Между тем, цена векселей упала до тридцати процентов от номинала, когда появились первые покупатели.
– Пора покупать, – объявил Йозеф, – ты, Сима, договорись с продавцом. Мне нужны векселя на сумму шесть с половиной тысяч талеров по биржевой стоимости. По биржевой, ты понял, Сима? Но не выше тридцати процентов.
Пока Йозеф ходил в банк и снимал деньги графа, цена на векселя вновь начала расти и поднялась до сорока процентов.

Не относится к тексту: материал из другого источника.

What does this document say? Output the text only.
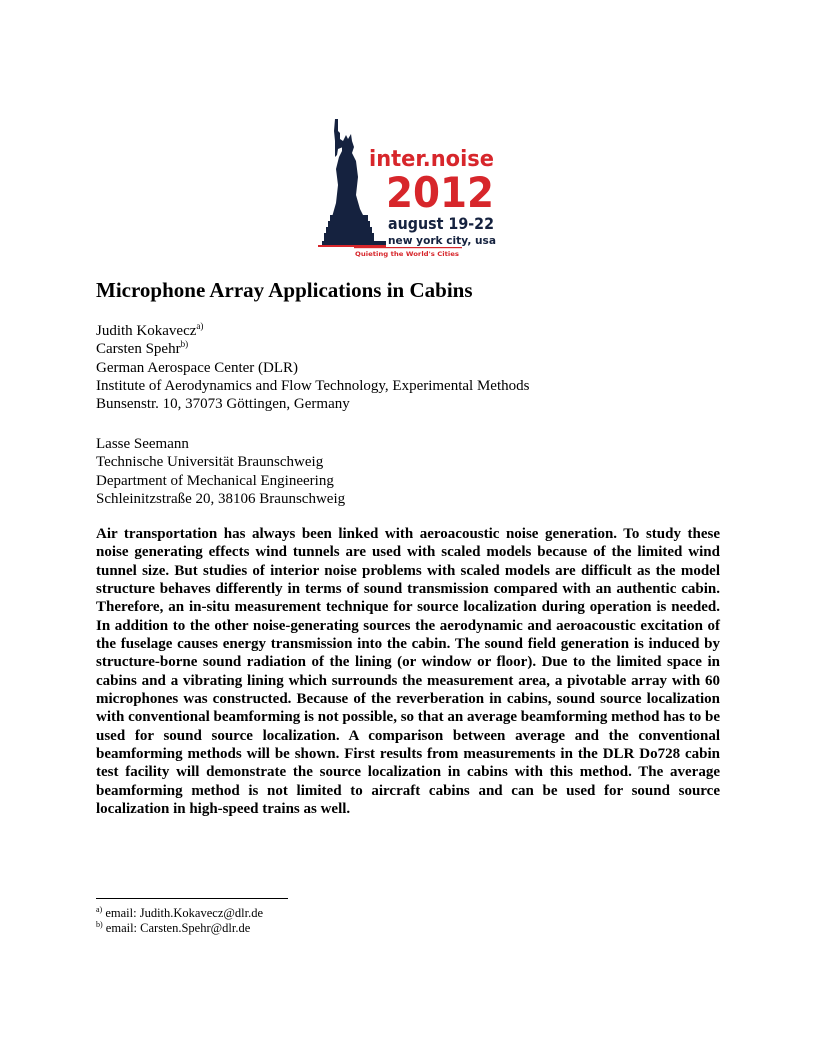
inter.noise
2012
august 19-22
new york city, usa
Quieting the World's Cities
Microphone Array Applications in Cabins
Judith Kokavecz$^{a)}$
Carsten Spehr$^{b)}$
German Aerospace Center (DLR)
Institute of Aerodynamics and Flow Technology, Experimental Methods
Bunsenstr. 10, 37073 Göttingen, Germany
Lasse Seemann
Technische Universität Braunschweig
Department of Mechanical Engineering
Schleinitzstraße 20, 38106 Braunschweig

Air transportation has always been linked with aeroacoustic noise generation. To study these noise generating effects wind tunnels are used with scaled models because of the limited wind tunnel size. But studies of interior noise problems with scaled models are difficult as the model structure behaves differently in terms of sound transmission compared with an authentic cabin. Therefore, an in-situ measurement technique for source localization during operation is needed. In addition to the other noise-generating sources the aerodynamic and aeroacoustic excitation of the fuselage causes energy transmission into the cabin. The sound field generation is induced by structure-borne sound radiation of the lining (or window or floor). Due to the limited space in cabins and a vibrating lining which surrounds the measurement area, a pivotable array with 60 microphones was constructed. Because of the reverberation in cabins, sound source localization with conventional beamforming is not possible, so that an average beamforming method has to be used for sound source localization. A comparison between average and the conventional beamforming methods will be shown. First results from measurements in the DLR Do728 cabin test facility will demonstrate the source localization in cabins with this method. The average beamforming method is not limited to aircraft cabins and can be used for sound source localization in high-speed trains as well.

$^{a)}$ email: Judith.Kokavecz@dlr.de
$^{b)}$ email: Carsten.Spehr@dlr.de
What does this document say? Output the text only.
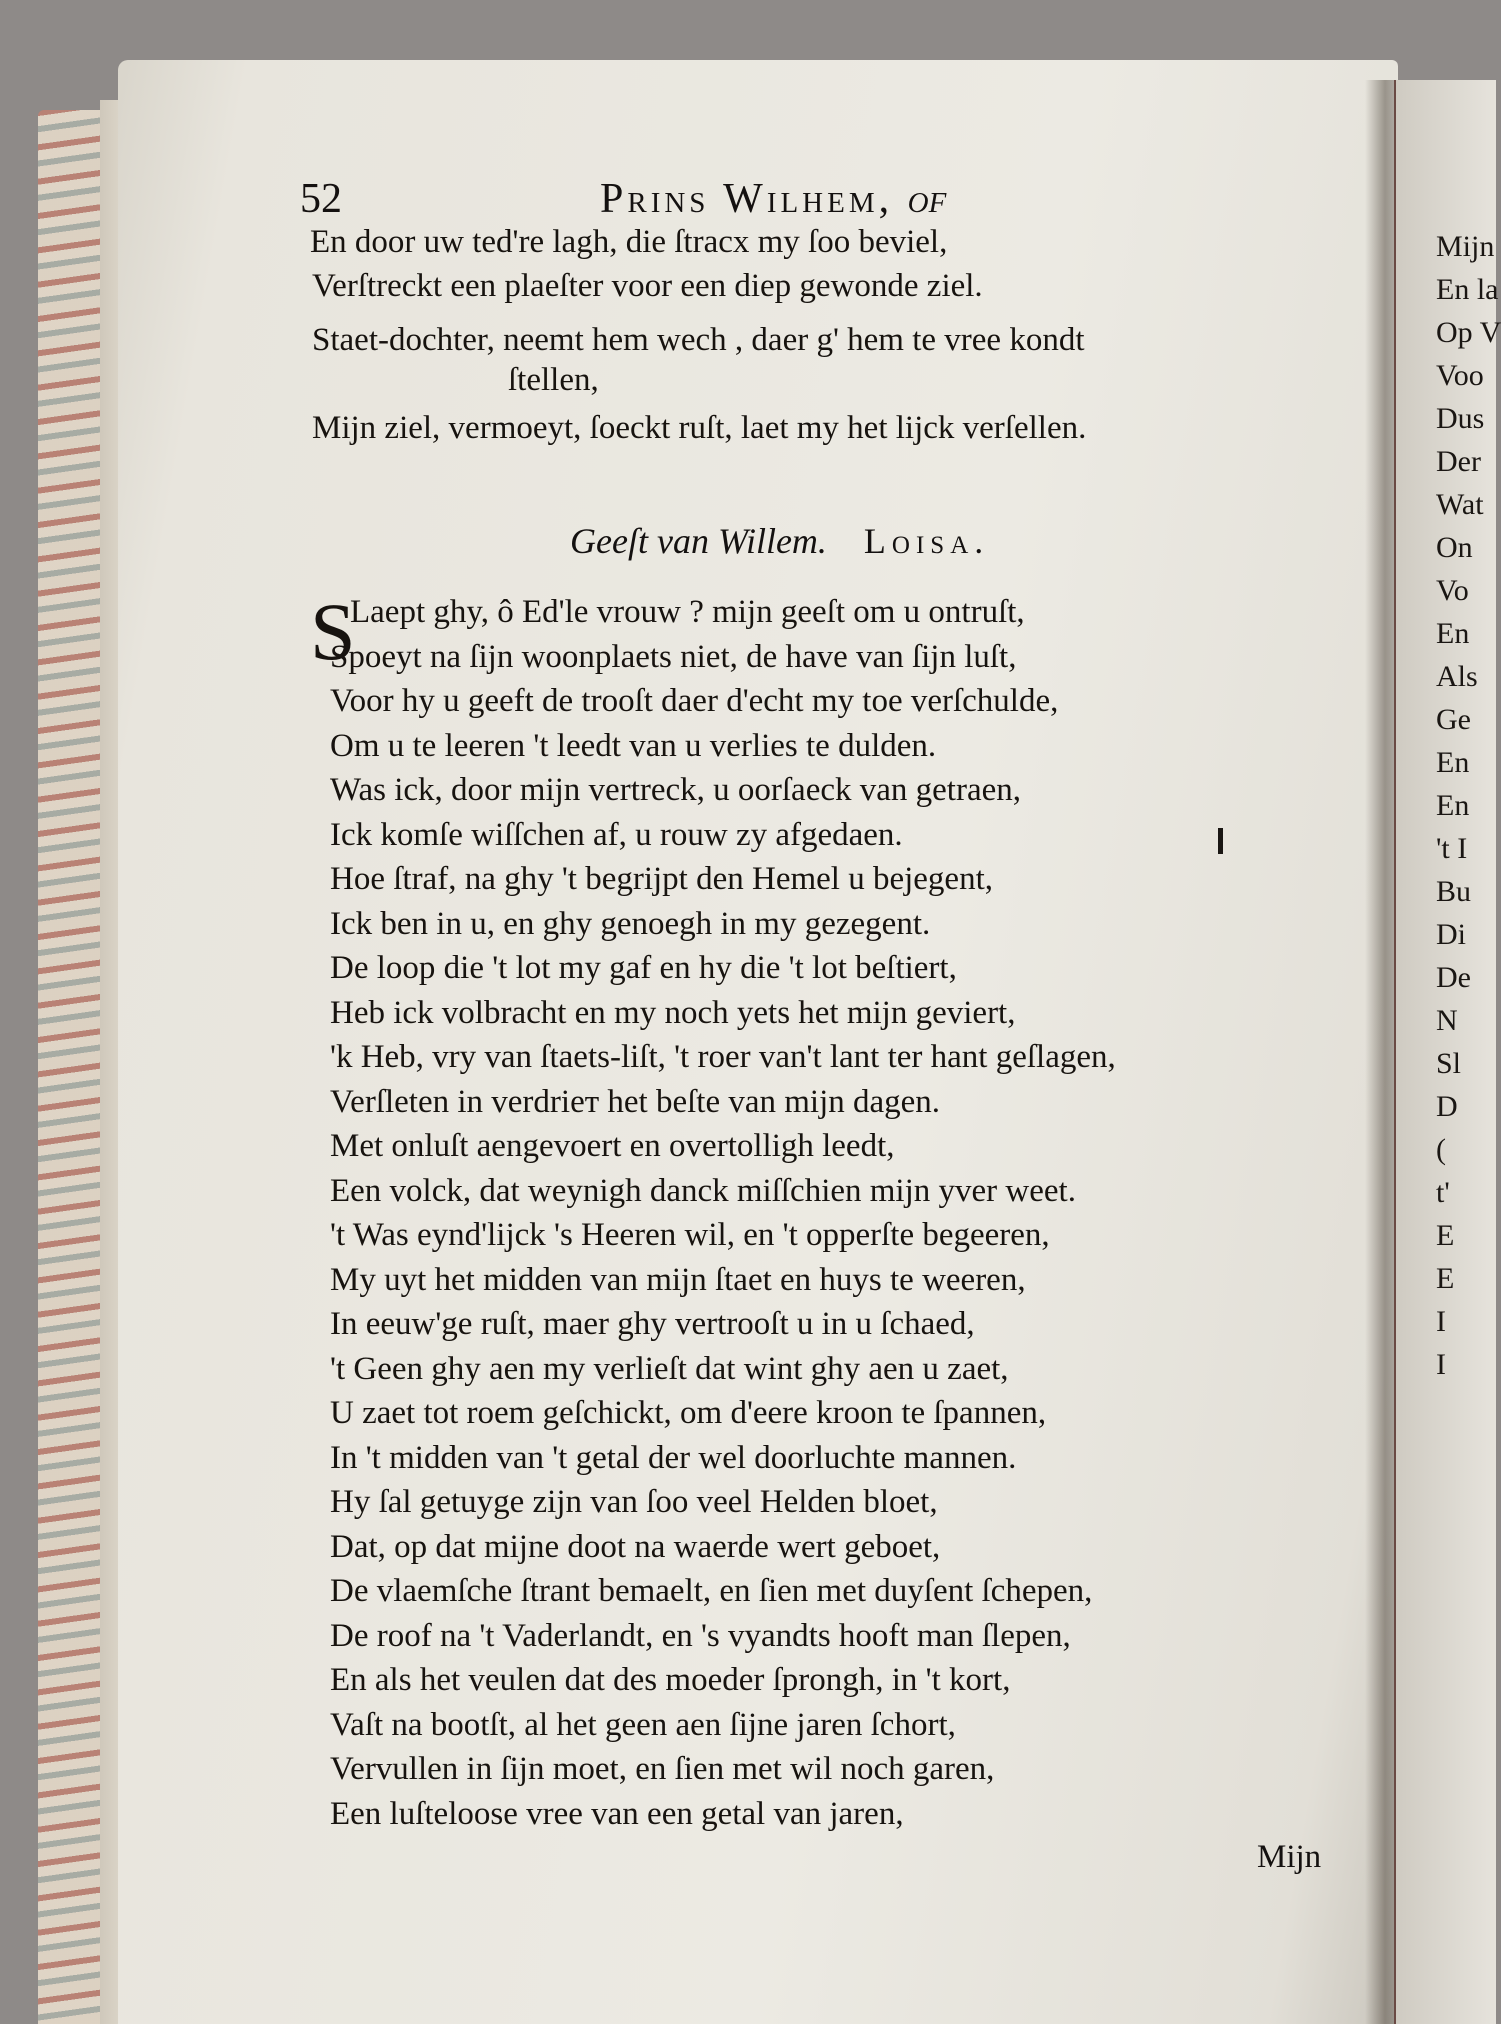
Mijn
En la
Op V
Voo
Dus
Der
Wat
On
Vo
En
Als
Ge
En
En
't I
Bu
Di
De
N
Sl
D
(
t'
E
E
I
I
52	Prins Wilhem, of
En door uw ted're lagh, die ſtracx my ſoo beviel,
Verſtreckt een plaeſter voor een diep gewonde ziel.
Staet-dochter, neemt hem wech , daer g' hem te vree kondt
ſtellen,
Mijn ziel, vermoeyt, ſoeckt ruſt, laet my het lijck verſellen.
Geeſt van Willem. Loisa.
S
Laept ghy, ô Ed'le vrouw ? mijn geeſt om u ontruſt,
Spoeyt na ſijn woonplaets niet, de have van ſijn luſt,
Voor hy u geeft de trooſt daer d'echt my toe verſchulde,
Om u te leeren 't leedt van u verlies te dulden.
Was ick, door mijn vertreck, u oorſaeck van getraen,
Ick komſe wiſſchen af, u rouw zy afgedaen.
Hoe ſtraf, na ghy 't begrijpt den Hemel u bejegent,
Ick ben in u, en ghy genoegh in my gezegent.
De loop die 't lot my gaf en hy die 't lot beſtiert,
Heb ick volbracht en my noch yets het mijn geviert,
'k Heb, vry van ſtaets-liſt, 't roer van't lant ter hant geſlagen,
Verſleten in verdrieт het beſte van mijn dagen.
Met onluſt aengevoert en overtolligh leedt,
Een volck, dat weynigh danck miſſchien mijn yver weet.
't Was eynd'lijck 's Heeren wil, en 't opperſte begeeren,
My uyt het midden van mijn ſtaet en huys te weeren,
In eeuw'ge ruſt, maer ghy vertrooſt u in u ſchaed,
't Geen ghy aen my verlieſt dat wint ghy aen u zaet,
U zaet tot roem geſchickt, om d'eere kroon te ſpannen,
In 't midden van 't getal der wel doorluchte mannen.
Hy ſal getuyge zijn van ſoo veel Helden bloet,
Dat, op dat mijne doot na waerde wert geboet,
De vlaemſche ſtrant bemaelt, en ſien met duyſent ſchepen,
De roof na 't Vaderlandt, en 's vyandts hooft man ſlepen,
En als het veulen dat des moeder ſprongh, in 't kort,
Vaſt na bootſt, al het geen aen ſijne jaren ſchort,
Vervullen in ſijn moet, en ſien met wil noch garen,
Een luſteloose vree van een getal van jaren,
Mijn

«Да что же это такое», – в сердцах воскликнул вернувшийся на биржу Йозеф. Ему вновь пришлось отправился в банк. Там он снял еще две с половиной тысячи. Наконец векселя на нужную сумму заняли место в нагрудной сумке Йозефа Мозеса. Можно возвращаться в Ганау.

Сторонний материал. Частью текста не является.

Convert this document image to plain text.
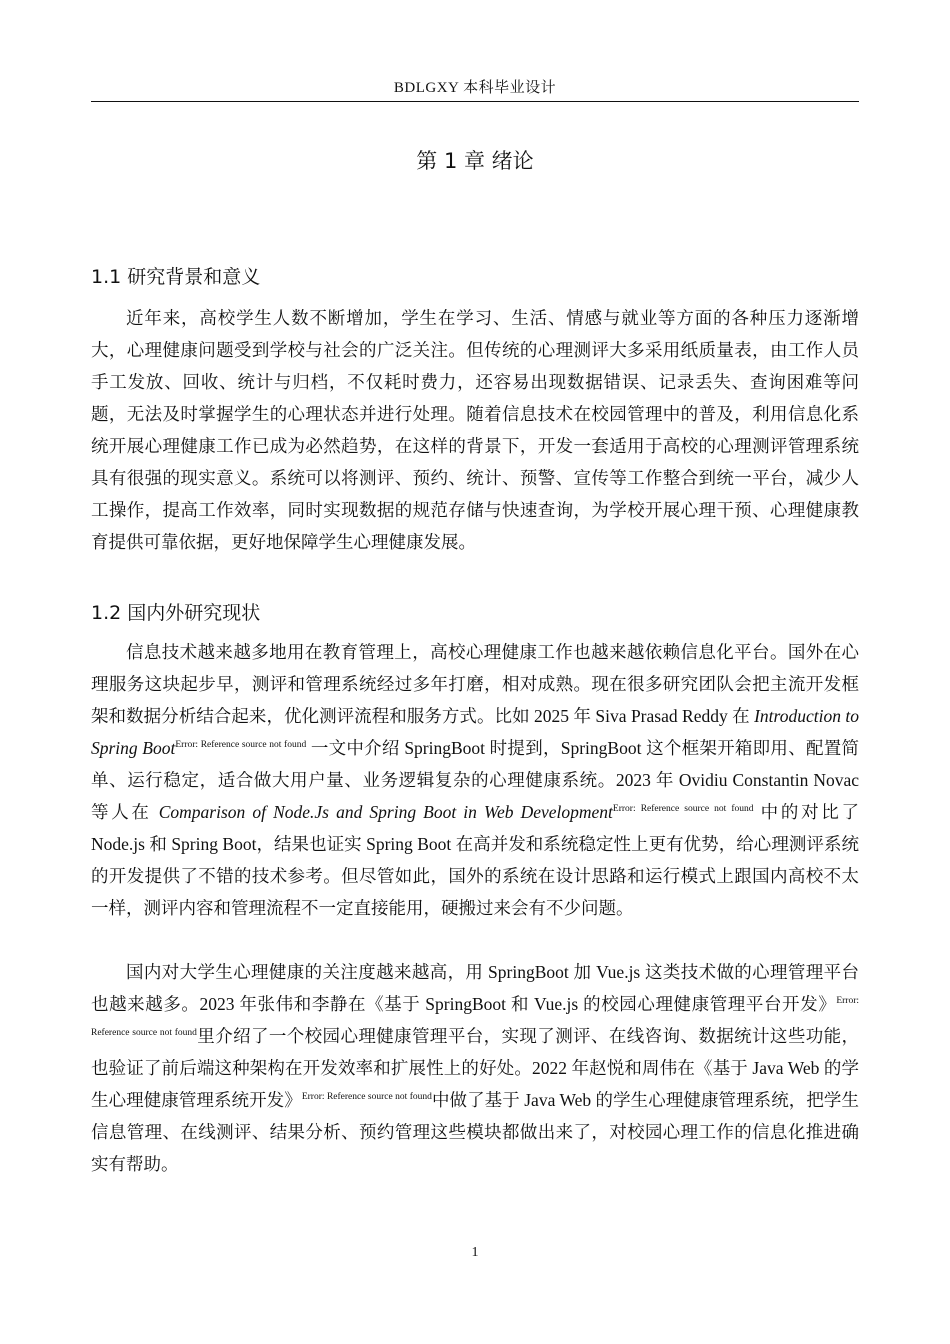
BDLGXY 本科毕业设计
第 1 章 绪论
1.1 研究背景和意义

近年来，高校学生人数不断增加，学生在学习、生活、情感与就业等方面的各种压力逐渐增大，心理健康问题受到学校与社会的广泛关注。但传统的心理测评大多采用纸质量表，由工作人员手工发放、回收、统计与归档，不仅耗时费力，还容易出现数据错误、记录丢失、查询困难等问题，无法及时掌握学生的心理状态并进行处理。随着信息技术在校园管理中的普及，利用信息化系统开展心理健康工作已成为必然趋势，在这样的背景下，开发一套适用于高校的心理测评管理系统具有很强的现实意义。系统可以将测评、预约、统计、预警、宣传等工作整合到统一平台，减少人工操作，提高工作效率，同时实现数据的规范存储与快速查询，为学校开展心理干预、心理健康教育提供可靠依据，更好地保障学生心理健康发展。

1.2 国内外研究现状

信息技术越来越多地用在教育管理上，高校心理健康工作也越来越依赖信息化平台。国外在心理服务这块起步早，测评和管理系统经过多年打磨，相对成熟。现在很多研究团队会把主流开发框架和数据分析结合起来，优化测评流程和服务方式。比如 2025 年 Siva Prasad Reddy 在 Introduction to Spring Boot$^{Error: Reference source not found}$ 一文中介绍 SpringBoot 时提到，SpringBoot 这个框架开箱即用、配置简单、运行稳定，适合做大用户量、业务逻辑复杂的心理健康系统。2023 年 Ovidiu Constantin Novac 等人在 Comparison of Node.Js and Spring Boot in Web Development$^{Error: Reference source not found}$ 中的对比了 Node.js 和 Spring Boot，结果也证实 Spring Boot 在高并发和系统稳定性上更有优势，给心理测评系统的开发提供了不错的技术参考。但尽管如此，国外的系统在设计思路和运行模式上跟国内高校不太一样，测评内容和管理流程不一定直接能用，硬搬过来会有不少问题。

国内对大学生心理健康的关注度越来越高，用 SpringBoot 加 Vue.js 这类技术做的心理管理平台也越来越多。2023 年张伟和李静在《基于 SpringBoot 和 Vue.js 的校园心理健康管理平台开发》$^{Error: Reference source not found}$里介绍了一个校园心理健康管理平台，实现了测评、在线咨询、数据统计这些功能，也验证了前后端这种架构在开发效率和扩展性上的好处。2022 年赵悦和周伟在《基于 Java Web 的学生心理健康管理系统开发》$^{Error: Reference source not found}$中做了基于 Java Web 的学生心理健康管理系统，把学生信息管理、在线测评、结果分析、预约管理这些模块都做出来了，对校园心理工作的信息化推进确实有帮助。

1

В это время Ротшильд уже ехал во Франкфурт в почтовой карете. Час назад он распрощался с Верховеном:
– До встречи с тобой, Йохан, никогда не думал, что деньги можно делать так легко.
– Это только так кажется, Майер. На самом деле, легко делать деньги там, где ты управляешь процессом. В остальных случаях все зависит от фортуны.
– Фортуна любит достойных, – имея в виду себя, произнес Ротшильд.
– Это да. Только она сама их выбирает. И ее мнение часто не совпадает с твоим.
Йохан кивнул Майеру, давая понять, что разговор окончен и со словами: «Это тебе» – протянул ему пакет.
– Что здесь? – удивился Ротшильд.
– Газеты.
– Зачем?
– Когда я рассказал хозяину, что твои «земляки» докупали векселя, он велел передать тебе газеты.
– И все?
– Все, – отрезал Верховен.
Когда Майер забрался в карету, его захлестнули воспоминания о проведенной на бирже неделе. Вот где теперь делаются огромные деньги. С воодушевлением Майер начал строить планы быстрого обогащения. Но потом вспомнил о придворных евреях – Мозесе и Михеле. Вряд ли они разделяют такой оптимизм.
Прибыв во Франкфурт, Ротшильд, не заезжая домой направился в Ганау. На его удачу граф оказался на месте и согласился принять Ротшильда.
– Быстро вы, молодой человек. Я так понимаю, ничего не вышло?
– Почему же, ваше высочество? Как и обещал, я привез английские заемные бумаги номиналом три тысячи фунтов.
– Но как? Как вам это удалось?
– Это длинная история, ваше высочество, и утомительная.
– Ничего, я послушаю.
Майер рассказал наполовину правдивую историю биржевой игры. Свою роль в ней он, по совету Верховена, ограничил первой стадией, которая была связана с первой статьей в газете. А дальше кто-то включился в игру, и она вышла из-под контроля. Майер не решился участвовать в этой игре из-за высоких рисков.
Вильгельм слушал, задавал вопросы и в конце заявил:
– Это интересней, чем шахматы, а ты говоришь, утомительная история! Ты хорошо поработал. Ты понес какие-то расходы, думаю, сто талеров их возместят.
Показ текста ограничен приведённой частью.